Intimate Enemies

(Washington Post) Michael S. Doran - Many Sunnis, especially religious extremists, hate Shiites more than they hate Israel. To the radicals of al-Qaeda and the Saudi religious establishment, Shiites are the intimate enemy. They dwell among the Sunnis and outwardly make a show of friendship and brotherhood. Inwardly, they will stop at nothing to destroy their sectarian rivals. The current international crisis, many Saudis believe, is providing the Shiites with an opportunity to do just that. Even before Hussein's regime fell, the story of Ibn Alqami was circulating in Saudi religious circles. A Shiite minister to the last Abbasid caliph, Alqami betrayed his ruler by conspiring with Hulagu, the Mongol leader who in 1258 sacked Baghdad and destroyed the Abbasid Empire, the flower of Islamic civilization.
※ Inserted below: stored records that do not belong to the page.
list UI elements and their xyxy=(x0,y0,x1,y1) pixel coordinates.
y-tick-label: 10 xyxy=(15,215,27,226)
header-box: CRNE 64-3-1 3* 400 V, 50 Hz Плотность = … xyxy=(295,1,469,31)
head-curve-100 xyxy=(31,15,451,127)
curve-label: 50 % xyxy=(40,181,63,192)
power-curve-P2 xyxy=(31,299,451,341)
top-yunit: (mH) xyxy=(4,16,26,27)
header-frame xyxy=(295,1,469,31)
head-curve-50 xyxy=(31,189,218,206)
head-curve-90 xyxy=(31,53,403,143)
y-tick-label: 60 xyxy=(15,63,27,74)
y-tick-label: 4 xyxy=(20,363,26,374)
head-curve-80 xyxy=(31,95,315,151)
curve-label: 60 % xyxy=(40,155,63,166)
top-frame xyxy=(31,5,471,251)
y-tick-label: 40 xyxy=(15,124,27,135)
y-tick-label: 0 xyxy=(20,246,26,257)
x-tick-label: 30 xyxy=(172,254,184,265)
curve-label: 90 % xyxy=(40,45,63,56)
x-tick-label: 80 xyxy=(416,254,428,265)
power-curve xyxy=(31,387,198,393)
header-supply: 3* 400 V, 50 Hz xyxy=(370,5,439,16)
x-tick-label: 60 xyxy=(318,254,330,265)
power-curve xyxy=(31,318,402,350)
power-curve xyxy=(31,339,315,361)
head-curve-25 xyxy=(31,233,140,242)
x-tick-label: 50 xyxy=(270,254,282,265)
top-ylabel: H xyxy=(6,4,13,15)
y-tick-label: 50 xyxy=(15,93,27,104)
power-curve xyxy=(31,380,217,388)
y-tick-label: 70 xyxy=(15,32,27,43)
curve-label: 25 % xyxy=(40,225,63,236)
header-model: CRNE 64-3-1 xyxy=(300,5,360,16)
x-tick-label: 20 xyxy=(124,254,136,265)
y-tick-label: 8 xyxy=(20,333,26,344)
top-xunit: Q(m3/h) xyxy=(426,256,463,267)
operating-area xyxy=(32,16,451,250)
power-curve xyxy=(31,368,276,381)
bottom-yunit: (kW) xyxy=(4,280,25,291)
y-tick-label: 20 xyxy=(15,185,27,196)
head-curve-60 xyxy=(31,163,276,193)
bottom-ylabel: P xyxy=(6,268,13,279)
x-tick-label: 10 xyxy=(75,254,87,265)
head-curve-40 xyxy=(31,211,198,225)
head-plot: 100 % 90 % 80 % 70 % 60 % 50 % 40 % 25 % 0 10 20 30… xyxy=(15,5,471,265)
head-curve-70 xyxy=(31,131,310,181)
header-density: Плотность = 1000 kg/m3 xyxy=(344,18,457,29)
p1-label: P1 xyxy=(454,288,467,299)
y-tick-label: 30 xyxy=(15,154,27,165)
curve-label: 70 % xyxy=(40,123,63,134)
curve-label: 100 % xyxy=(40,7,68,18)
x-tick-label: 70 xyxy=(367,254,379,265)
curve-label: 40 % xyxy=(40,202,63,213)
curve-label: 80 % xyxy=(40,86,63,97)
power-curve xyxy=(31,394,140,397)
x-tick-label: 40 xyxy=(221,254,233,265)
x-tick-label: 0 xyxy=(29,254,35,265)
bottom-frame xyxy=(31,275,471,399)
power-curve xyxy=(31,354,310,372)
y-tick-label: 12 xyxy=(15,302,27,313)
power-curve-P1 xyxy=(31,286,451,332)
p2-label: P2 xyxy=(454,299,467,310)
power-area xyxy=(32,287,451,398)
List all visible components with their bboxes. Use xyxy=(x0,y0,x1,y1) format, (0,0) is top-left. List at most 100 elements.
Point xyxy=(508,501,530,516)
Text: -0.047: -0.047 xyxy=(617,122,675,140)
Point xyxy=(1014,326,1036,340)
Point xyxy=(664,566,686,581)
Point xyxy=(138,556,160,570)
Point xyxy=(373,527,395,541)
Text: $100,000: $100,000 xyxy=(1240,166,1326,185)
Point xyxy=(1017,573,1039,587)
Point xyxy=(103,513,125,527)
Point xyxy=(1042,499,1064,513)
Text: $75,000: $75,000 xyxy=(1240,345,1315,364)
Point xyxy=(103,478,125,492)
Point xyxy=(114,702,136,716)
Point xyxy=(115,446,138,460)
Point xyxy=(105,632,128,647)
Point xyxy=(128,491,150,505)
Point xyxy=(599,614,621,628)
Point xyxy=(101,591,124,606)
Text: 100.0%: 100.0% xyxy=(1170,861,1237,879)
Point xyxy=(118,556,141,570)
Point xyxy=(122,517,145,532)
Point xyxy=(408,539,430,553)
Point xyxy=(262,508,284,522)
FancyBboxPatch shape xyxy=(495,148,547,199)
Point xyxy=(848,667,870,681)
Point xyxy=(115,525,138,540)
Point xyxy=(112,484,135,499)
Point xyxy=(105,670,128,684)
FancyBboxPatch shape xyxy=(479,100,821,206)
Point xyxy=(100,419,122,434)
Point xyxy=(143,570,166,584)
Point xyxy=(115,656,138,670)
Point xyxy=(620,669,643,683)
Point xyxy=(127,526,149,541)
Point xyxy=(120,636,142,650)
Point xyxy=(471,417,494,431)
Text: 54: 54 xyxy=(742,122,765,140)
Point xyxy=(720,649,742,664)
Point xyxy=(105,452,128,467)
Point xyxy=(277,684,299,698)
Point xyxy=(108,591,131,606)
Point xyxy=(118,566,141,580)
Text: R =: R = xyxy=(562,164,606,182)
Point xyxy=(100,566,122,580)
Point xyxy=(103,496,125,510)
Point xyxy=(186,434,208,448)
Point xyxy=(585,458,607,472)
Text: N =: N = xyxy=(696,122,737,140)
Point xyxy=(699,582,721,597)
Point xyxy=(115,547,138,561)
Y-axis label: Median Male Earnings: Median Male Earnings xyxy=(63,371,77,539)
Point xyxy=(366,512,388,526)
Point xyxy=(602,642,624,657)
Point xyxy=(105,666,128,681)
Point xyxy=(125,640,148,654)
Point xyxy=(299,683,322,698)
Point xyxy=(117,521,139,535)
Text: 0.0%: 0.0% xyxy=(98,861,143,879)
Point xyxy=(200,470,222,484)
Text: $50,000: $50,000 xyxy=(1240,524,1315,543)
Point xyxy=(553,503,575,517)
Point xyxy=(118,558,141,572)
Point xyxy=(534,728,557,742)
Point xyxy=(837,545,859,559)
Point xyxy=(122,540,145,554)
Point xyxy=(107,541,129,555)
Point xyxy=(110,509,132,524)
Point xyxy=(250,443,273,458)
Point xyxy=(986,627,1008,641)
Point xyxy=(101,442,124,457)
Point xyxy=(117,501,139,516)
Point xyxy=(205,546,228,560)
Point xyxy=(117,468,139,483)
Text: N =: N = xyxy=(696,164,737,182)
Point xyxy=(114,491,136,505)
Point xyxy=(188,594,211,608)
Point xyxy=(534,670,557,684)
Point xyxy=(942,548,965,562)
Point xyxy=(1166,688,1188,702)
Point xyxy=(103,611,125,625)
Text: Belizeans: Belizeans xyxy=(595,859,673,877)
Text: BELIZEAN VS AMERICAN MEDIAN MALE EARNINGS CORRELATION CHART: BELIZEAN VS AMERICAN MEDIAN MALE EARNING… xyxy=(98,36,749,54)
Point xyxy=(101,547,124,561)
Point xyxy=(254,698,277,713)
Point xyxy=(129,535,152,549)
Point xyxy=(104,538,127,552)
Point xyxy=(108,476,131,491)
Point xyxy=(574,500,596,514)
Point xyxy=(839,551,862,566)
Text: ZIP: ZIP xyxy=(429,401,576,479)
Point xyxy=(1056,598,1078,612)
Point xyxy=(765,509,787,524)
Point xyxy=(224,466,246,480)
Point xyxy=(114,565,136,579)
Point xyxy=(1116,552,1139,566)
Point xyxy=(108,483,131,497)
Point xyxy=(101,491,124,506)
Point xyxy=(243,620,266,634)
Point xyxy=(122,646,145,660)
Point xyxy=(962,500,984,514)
Over the past year, Sunni religious conservatives have habitually referred to George Bush as Hulagu II. The moment that U.S.-led forces turned their guns toward Iraq, Sunnis began to ask in reference to the Iraqi Shiites, "Will the grandchildren of Ibn Alqami follow in their grandfather's footsteps?" The writer is an assistant professor of Near Eastern Studies at Princeton University and an adjunct senior fellow of the Council on Foreign Relations.